The newly formed group, named the Arizona Racetrack Association, has been formed to help the horse and greyhound tracks compete against the state's 19 Indian casinos in the state for the gaming dollar. Their goal will be for the installation of VLTs at their facilities.

If successful, it would be the first form of gaming other than pari-mutuel wagering in Arizona that is not on an Indian reservation.

A proponent of the group is the Arizona Thoroughbred Breeders Association. "We're strong supporters of the ARA," said ATBA president Frank Covello. "Our goal is for the Legislature to put an issue on the ballot to allow us to have VLTs."

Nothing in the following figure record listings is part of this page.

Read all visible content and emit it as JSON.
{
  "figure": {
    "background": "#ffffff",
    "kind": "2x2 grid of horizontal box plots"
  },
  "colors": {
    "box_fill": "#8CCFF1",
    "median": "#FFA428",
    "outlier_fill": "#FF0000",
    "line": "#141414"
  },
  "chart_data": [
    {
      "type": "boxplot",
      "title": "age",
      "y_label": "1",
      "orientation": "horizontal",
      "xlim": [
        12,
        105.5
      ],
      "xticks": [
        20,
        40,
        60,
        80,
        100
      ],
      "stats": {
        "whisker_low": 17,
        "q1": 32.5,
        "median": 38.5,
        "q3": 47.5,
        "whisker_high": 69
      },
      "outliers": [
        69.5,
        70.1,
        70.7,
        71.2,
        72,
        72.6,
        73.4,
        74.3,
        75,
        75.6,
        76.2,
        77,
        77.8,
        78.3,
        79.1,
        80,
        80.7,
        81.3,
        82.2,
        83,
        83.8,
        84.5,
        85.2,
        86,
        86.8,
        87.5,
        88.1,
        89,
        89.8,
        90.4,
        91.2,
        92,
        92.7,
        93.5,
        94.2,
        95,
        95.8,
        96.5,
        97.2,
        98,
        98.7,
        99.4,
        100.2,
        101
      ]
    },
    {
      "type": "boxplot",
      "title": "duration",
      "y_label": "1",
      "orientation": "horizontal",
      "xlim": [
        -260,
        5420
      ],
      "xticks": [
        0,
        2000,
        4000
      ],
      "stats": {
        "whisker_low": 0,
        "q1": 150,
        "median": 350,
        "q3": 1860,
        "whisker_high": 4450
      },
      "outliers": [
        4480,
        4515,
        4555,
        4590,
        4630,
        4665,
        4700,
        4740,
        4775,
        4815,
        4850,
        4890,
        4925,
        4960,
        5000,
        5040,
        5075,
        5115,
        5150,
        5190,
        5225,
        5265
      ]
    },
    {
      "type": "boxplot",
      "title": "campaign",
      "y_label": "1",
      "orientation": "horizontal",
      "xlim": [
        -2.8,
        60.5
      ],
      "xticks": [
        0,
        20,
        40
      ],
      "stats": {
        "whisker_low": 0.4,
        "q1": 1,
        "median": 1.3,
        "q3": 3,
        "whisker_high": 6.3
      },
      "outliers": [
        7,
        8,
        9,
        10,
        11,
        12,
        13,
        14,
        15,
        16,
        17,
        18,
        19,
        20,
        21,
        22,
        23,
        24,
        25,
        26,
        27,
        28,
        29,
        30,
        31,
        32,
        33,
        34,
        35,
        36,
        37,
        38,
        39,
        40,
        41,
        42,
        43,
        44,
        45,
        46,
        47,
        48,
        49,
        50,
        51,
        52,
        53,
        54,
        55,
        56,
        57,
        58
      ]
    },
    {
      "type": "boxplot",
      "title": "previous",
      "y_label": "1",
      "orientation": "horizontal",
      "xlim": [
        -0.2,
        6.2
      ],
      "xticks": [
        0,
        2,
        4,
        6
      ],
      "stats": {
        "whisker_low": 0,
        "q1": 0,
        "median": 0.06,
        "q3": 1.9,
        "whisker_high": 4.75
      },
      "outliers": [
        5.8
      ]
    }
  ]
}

According to Covello, the best chance of passage would be for the initiative to be handled by state referendum, not an individual bill. Gov. Jane Hull would have veto power over a VLT bill and is on the record as being against any form of expanded gaming in the state.

The Arizona Department of Racing is neutral on any position on expanded gaming said the ADOR's Wade Turner. According to department figures, $61 million was generated at all Arizona pari-mutuel tracks in fiscal 2001, up from $58 million the year before. While those figures are "less the return to the general public and less taxes to the state," Turner noted those figures did not include purse payments and expenses to run the facilities. In fiscal 2001, Arizona Thoroughbred and Greyhound tracks paid out $23.6 million in purses.

Two lobbyists have been hired by the ATBA: former state representative Jim Skelly, and Elaine Arena. They will have their first formal meeting with a group that will meet with the Legislature on Friday.

"It's going to be a war," Covello said. "But I'm guardedly optimistic."